How can the results of the recent municipal elections in Turkey be understood amidst the constantly changing political landscape: graft scandals, revolting judicial decisions, changing political alliances, and an ever-increasing polarization? It can be argued that only preliminary lessons can be drawn when analyzing an ongoing historical process for historical and structural clues. This is a state that cannot overcome a widening social opposition, which views elections as the only conduit for democracy (while tampering with these very conduits themselves), which is only able to use brute force against the voices expressed on the streets. It is a state that can only tell lies, since it can no longer (re)produce its own reality, turning ever more clearly into a security and police apparatus. In such a context, do the results of the local elections count for anything?

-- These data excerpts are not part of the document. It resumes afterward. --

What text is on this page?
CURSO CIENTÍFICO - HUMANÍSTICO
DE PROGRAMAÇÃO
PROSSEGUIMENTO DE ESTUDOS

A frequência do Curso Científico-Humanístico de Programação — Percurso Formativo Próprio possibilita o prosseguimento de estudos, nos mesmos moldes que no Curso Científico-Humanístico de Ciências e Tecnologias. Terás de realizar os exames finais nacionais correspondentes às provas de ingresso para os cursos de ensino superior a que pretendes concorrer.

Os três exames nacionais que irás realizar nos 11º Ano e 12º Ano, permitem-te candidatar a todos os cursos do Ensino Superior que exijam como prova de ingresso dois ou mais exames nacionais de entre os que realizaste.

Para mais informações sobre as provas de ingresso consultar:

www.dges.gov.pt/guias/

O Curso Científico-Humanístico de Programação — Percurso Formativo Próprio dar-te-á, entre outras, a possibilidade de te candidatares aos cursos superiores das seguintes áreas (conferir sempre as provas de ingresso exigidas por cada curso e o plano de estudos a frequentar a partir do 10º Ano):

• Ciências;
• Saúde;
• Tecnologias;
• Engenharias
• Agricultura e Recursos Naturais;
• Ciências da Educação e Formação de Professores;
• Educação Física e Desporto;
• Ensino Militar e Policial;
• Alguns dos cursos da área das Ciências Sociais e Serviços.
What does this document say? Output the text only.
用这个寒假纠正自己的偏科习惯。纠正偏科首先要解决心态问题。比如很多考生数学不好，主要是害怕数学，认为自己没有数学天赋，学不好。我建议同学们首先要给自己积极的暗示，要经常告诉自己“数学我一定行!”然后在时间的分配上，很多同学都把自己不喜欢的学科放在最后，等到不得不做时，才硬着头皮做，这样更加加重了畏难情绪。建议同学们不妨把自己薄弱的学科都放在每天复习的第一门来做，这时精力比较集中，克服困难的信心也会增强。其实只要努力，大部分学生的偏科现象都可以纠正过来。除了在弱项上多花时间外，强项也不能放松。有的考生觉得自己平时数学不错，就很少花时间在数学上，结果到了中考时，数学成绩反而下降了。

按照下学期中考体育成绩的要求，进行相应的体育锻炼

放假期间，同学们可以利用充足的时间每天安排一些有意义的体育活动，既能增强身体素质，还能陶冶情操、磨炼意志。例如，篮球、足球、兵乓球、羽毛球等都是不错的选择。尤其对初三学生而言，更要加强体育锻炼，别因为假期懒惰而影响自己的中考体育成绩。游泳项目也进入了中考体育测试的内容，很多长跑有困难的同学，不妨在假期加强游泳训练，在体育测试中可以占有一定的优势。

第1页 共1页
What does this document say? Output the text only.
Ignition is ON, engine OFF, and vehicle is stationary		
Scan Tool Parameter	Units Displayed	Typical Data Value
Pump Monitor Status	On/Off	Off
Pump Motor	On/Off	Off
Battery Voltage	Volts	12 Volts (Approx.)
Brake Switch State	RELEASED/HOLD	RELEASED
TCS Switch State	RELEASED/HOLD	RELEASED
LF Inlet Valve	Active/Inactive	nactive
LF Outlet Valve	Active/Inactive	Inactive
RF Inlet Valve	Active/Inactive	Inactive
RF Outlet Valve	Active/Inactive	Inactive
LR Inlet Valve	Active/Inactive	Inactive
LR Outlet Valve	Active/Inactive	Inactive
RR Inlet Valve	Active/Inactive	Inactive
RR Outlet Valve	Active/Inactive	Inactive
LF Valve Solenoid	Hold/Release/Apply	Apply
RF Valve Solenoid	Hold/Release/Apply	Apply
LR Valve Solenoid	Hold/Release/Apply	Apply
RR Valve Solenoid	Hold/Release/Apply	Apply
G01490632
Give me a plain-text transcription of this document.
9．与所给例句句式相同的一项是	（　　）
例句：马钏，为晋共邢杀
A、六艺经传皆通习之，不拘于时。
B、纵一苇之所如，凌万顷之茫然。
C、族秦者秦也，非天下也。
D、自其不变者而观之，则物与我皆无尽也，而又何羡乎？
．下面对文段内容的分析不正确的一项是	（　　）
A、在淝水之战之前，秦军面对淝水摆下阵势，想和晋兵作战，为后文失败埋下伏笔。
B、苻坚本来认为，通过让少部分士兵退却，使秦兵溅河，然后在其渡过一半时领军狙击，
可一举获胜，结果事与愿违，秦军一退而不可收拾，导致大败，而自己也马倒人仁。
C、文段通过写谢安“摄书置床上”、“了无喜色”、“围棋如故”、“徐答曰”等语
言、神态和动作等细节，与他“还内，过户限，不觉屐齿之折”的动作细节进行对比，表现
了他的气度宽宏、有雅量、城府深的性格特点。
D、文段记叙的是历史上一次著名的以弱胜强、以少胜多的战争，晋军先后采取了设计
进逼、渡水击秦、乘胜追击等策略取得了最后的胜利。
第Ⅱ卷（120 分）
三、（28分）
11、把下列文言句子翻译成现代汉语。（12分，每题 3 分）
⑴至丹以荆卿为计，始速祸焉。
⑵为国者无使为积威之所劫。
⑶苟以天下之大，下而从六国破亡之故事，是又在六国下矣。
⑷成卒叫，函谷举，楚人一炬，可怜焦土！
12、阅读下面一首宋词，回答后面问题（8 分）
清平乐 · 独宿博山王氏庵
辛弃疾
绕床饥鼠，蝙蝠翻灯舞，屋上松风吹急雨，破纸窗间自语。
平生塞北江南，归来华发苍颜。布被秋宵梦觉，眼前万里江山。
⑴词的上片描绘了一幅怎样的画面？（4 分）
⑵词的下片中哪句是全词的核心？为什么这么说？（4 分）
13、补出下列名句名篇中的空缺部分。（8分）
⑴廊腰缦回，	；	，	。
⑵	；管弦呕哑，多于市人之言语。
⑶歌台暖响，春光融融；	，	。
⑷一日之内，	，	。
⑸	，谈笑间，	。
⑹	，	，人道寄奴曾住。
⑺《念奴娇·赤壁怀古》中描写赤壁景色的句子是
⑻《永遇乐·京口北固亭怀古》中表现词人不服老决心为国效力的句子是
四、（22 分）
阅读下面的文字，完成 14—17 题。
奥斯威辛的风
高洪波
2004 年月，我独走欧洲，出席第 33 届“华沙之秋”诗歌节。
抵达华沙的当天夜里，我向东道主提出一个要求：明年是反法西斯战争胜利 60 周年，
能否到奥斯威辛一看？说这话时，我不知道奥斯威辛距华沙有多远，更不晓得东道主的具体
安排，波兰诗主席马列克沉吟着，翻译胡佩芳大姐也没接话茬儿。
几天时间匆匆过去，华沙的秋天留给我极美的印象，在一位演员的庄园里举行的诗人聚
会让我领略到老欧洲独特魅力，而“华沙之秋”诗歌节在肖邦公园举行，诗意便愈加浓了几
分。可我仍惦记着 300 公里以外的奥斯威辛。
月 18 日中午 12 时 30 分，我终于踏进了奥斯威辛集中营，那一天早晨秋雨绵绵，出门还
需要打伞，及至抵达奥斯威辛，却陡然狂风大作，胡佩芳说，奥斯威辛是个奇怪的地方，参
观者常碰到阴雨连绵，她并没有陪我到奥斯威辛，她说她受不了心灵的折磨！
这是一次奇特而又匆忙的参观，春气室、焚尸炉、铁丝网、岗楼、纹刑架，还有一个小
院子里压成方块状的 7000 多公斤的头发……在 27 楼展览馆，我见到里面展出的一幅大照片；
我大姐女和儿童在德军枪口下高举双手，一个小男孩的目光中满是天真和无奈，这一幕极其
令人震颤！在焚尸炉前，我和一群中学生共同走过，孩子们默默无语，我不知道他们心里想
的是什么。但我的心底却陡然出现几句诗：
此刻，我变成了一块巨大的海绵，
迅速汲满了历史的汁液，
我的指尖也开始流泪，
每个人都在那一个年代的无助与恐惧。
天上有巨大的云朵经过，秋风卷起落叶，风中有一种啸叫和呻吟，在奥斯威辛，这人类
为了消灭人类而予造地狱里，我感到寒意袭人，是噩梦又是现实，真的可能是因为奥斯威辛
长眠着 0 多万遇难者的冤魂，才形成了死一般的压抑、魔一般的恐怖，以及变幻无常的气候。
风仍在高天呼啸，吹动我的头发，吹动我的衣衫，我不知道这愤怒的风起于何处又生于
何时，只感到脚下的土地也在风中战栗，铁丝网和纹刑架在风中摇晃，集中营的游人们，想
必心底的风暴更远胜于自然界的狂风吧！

The question here is: when marginalized identities proliferate, when new sorrows and indignations amass, when a populist government manages to monopolize all branches of power under its thumb, what kind of democratic institutions and practices, what kind of struggle, can resist or even transform this kind of rule? How will it be possible to prevent this single-party, single-identity, single-family, one-man rule to drag society into bigger disasters after the collapse of expansionist foreign policies and nearly going to war with some of its neighbors? Amidst this climate of conflict, secret negotiations are supposedly ongoing with the Kurdish Liberation Movement; these are hardly likely to be conductive to a new constitutional arrangement that deepens democracy and brings peace to the conflict. What kind of mechanisms and forces can push this government towards more democratization and the consolidation of the peace process? And finally, how could such an opposition go beyond the simple strategy of exposing government corruption and lawlessness and become more encompassing in its opposition?